Check with your local council about building regulations. Councils are unlikely to object to you installing solar panels, but there may be restrictions. If you live in a strata building, there will almost certainly be limitations on what system you can install.
For most apartment buildings, it’s difficult to install solar panels for individual units, and most units won’t have suitable outdoor space for a heat pump. However, the owners’ corporation could consider a commercial installation for the entire building. Villas and townhouses have more options, but owner’s corporation approval may still be needed.
Getting a quote for solar hot water
CHOICE's 2008 shadow shop confirmed prices vary a lot between suppliers and models, so it’s worth getting a few quotes before deciding on a system. These two quotes from different retail suppliers for two models of heat pump show why.
- Dux Airoheat (250 L), total cost $3340. The base price, including installation, was $6160. The supplier offered a discount of $1020 for the RECs (30 RECs at $34 each) and said our home owner would also get the NSW rebate of $800. The final cost included the federal rebate of $1000, which only applies when you’re replacing an electric hot-water system.
- Siddons Solarstream (327 L), total cost $1875. The base price was $4125, less $1450 for RECs (29 RECs at $50 each). The supplier didn’t include the $1000 federal or $800 state rebate, or installation, but they could recommend suitable plumbers. Installation would probably cost about $1000, which would be offset by the federal rebate if you qualify, bringing the net cost to about $1875.
The second option might turn out cheaper, but you’d need to arrange the installation yourself. The first option includes installation, but note the lower price quoted for RECs ($34 vs $50). It’s worth comparing the value of RECs offered by different suppliers, as RECs discounts will be an approximation; the actual value will be based on the market rate when you buy the hot-water system.
Suppliers usually need about 30 minutes to assess your home. Retail suppliers are often connected with just one or two brands, but most brands have a wide range of products, so suppliers should be able to quote on a range of different types and models.
They should also be familiar with RECs and rebates and how they apply to you, but you need to read up on them too. Our Sydney shadow shopper has a gas hot-water system, which means he doesn’t qualify for the federal rebate (it only applies when you replace an electric system), but one supplier’s representative offered to sign a declaration that the old system was electric so he could get the rebate! We don’t recommend you try to get away with a trick like that.
Questions the supplier should ask you
- Your hot water needs — how many people live in the house? How much showering and hot clothes washing do you do each day, and what time of day do you do it? (Typically, one person uses about 50 L of hot water per day.)
- What sort of hot-water system do you currently have?

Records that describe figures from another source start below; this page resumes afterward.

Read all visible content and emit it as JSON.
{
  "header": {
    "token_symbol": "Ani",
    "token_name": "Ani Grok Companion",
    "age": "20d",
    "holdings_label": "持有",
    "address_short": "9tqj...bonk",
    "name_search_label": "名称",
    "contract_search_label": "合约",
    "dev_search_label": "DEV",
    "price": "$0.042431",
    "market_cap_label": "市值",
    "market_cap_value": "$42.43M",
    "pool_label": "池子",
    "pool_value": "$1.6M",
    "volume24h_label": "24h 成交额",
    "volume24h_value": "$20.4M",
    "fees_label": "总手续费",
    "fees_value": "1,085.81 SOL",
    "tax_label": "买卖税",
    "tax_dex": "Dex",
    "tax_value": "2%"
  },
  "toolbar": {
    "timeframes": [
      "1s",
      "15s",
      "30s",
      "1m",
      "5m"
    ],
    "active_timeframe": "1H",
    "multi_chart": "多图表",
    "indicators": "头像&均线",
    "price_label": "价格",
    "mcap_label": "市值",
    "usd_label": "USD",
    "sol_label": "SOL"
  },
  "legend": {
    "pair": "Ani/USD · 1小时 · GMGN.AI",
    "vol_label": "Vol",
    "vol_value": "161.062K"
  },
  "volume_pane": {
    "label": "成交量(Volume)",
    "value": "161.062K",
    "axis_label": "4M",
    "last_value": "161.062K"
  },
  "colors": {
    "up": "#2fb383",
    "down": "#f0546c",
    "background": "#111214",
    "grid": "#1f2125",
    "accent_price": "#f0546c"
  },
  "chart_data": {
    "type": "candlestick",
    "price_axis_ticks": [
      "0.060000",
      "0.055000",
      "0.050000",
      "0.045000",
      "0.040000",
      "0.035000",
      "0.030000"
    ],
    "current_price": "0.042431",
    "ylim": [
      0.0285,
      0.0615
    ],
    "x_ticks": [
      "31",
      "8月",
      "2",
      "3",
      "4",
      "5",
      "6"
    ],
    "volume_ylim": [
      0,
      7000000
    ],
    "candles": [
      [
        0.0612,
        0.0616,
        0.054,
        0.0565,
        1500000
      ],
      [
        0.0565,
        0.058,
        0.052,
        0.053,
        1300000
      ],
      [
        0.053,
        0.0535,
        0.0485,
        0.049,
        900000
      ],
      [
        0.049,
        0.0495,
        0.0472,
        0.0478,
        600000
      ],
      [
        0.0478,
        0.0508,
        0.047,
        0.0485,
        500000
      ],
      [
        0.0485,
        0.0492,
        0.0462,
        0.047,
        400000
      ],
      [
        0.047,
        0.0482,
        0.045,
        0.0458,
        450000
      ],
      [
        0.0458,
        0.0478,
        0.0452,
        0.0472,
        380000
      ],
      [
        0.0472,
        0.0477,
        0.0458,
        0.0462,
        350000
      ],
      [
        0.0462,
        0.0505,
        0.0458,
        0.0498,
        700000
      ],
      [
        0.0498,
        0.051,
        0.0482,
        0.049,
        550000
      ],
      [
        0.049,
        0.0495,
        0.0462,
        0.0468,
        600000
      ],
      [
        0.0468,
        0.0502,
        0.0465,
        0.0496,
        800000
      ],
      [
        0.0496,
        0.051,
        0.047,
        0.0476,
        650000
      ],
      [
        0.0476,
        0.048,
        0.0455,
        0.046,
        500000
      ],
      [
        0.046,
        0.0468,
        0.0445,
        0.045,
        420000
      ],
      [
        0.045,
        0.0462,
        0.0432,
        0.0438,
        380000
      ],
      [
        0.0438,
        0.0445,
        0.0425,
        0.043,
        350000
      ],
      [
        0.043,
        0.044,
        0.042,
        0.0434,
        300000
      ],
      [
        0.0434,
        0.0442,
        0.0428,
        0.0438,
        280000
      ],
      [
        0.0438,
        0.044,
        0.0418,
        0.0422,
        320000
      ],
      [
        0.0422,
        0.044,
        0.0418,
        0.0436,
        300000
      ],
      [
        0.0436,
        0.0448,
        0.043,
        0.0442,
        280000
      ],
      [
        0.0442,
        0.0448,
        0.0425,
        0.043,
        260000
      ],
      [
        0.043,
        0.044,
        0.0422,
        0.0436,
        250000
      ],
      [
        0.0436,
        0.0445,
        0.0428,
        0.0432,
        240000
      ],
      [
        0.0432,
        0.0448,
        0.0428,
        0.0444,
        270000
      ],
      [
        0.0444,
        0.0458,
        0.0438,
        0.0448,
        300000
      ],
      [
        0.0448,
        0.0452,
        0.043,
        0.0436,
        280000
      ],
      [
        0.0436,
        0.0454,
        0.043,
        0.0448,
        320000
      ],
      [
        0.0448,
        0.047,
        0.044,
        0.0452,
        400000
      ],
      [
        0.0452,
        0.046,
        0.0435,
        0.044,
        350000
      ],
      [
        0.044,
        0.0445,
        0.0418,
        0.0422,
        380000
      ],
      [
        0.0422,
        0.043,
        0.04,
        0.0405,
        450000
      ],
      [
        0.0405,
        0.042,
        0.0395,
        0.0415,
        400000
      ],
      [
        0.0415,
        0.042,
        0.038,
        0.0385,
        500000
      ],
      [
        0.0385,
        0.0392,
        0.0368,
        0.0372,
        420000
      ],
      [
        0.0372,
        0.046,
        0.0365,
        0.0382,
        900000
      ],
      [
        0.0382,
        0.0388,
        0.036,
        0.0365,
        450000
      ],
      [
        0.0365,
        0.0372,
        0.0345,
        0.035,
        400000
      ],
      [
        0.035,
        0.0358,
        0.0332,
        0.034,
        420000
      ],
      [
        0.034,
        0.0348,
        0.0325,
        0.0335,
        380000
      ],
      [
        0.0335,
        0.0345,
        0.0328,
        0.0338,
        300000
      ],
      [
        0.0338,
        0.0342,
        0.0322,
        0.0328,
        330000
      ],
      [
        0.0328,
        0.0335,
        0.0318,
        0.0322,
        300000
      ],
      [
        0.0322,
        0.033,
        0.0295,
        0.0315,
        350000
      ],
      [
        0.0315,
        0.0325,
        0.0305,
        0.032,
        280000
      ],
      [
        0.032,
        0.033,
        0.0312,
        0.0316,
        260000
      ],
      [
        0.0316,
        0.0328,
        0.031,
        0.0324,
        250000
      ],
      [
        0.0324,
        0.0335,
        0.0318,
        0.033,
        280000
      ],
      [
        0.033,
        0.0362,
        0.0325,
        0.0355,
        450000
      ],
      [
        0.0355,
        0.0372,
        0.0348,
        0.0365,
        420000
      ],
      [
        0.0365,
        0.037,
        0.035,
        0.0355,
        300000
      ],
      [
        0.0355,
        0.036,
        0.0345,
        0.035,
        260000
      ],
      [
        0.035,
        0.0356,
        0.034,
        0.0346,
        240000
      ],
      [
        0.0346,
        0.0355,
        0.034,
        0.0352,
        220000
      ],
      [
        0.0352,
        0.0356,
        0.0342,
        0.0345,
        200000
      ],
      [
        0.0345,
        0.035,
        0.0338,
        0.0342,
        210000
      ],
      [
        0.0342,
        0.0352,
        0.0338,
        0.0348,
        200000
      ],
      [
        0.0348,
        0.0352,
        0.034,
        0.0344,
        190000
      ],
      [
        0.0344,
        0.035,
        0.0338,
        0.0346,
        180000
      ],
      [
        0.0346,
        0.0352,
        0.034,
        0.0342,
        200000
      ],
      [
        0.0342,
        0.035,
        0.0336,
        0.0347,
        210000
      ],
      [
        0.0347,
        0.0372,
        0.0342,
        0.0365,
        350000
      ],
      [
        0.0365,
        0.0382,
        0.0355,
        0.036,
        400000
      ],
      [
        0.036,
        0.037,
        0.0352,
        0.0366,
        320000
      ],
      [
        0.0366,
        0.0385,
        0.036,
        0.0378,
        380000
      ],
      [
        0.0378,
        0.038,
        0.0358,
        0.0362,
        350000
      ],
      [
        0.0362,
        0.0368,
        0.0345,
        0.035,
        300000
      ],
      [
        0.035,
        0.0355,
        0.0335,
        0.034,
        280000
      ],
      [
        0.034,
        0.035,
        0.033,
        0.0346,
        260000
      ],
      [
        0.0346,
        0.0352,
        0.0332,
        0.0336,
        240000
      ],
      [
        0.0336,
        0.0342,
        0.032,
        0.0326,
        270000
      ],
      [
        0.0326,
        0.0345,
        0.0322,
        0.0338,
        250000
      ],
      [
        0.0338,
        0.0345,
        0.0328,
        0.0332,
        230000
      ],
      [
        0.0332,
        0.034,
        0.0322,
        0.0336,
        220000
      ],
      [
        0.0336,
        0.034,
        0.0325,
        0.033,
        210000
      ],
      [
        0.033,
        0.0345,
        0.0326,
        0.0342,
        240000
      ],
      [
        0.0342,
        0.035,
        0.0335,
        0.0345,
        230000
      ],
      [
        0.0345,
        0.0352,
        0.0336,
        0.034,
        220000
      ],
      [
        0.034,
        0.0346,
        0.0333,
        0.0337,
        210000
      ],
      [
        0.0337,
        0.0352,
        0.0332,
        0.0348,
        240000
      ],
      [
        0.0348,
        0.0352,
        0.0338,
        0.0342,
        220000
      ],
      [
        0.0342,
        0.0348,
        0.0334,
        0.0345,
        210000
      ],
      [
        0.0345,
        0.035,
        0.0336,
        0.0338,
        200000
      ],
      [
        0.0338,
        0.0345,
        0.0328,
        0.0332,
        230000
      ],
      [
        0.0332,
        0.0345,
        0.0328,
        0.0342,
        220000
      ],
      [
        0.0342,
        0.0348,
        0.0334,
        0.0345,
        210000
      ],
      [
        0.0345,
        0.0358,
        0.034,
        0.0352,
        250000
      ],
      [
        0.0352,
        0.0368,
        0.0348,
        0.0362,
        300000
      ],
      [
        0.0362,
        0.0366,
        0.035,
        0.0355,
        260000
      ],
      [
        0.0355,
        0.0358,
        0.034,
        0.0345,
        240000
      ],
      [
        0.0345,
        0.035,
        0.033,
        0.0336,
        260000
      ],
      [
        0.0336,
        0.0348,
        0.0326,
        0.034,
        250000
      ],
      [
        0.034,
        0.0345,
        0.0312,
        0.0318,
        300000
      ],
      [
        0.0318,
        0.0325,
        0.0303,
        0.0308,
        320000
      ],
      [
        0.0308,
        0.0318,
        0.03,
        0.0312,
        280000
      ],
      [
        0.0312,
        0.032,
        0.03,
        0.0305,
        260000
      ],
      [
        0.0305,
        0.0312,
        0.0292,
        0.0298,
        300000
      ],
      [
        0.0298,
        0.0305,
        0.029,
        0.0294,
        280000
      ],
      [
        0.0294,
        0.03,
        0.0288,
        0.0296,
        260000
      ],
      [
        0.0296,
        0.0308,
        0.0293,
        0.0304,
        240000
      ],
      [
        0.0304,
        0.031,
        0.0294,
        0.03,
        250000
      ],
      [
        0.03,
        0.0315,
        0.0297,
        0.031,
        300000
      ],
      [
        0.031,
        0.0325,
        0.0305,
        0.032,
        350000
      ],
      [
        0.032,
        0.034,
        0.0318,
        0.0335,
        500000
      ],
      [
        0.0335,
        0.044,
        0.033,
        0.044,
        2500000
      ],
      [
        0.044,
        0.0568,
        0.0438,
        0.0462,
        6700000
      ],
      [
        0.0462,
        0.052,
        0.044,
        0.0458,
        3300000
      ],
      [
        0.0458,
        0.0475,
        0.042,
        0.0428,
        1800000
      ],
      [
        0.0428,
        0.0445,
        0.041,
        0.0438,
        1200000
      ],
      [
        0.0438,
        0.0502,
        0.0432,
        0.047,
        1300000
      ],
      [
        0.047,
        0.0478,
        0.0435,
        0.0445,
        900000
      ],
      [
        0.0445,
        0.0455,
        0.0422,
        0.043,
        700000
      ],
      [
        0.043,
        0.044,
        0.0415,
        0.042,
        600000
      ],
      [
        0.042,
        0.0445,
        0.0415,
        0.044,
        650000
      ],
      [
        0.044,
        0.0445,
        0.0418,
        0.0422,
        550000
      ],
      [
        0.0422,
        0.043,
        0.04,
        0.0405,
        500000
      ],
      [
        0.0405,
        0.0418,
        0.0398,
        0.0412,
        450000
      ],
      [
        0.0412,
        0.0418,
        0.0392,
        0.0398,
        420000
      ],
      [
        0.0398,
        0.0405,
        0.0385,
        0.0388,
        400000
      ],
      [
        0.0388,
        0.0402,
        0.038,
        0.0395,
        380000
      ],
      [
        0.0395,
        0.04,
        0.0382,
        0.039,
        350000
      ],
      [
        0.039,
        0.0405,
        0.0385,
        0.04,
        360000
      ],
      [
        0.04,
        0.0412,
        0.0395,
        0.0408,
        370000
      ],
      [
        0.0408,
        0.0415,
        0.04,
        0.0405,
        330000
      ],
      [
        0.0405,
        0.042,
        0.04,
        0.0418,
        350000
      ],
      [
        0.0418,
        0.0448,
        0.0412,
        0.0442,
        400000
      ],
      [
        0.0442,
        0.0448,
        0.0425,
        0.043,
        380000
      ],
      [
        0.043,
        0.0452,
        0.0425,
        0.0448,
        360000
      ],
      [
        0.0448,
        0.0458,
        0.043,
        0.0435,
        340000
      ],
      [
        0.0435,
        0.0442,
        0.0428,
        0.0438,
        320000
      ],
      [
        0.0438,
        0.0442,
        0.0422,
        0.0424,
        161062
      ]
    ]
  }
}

- Is gas connected to the property?
Questions you should ask the supplier
- Is installation included in the quote?
- How long will it take from placing an order to complete installation?
- Is RECs buyback included, and if so, at what price for the RECs?
- Will they help you apply for government rebates?
- Can you keep your existing hot-water heater as part of the new system? It might be possible to incorporate it as a booster for the solar hot-water system. However, you wouldn’t be eligible for RECs, because they only apply to completely new installations.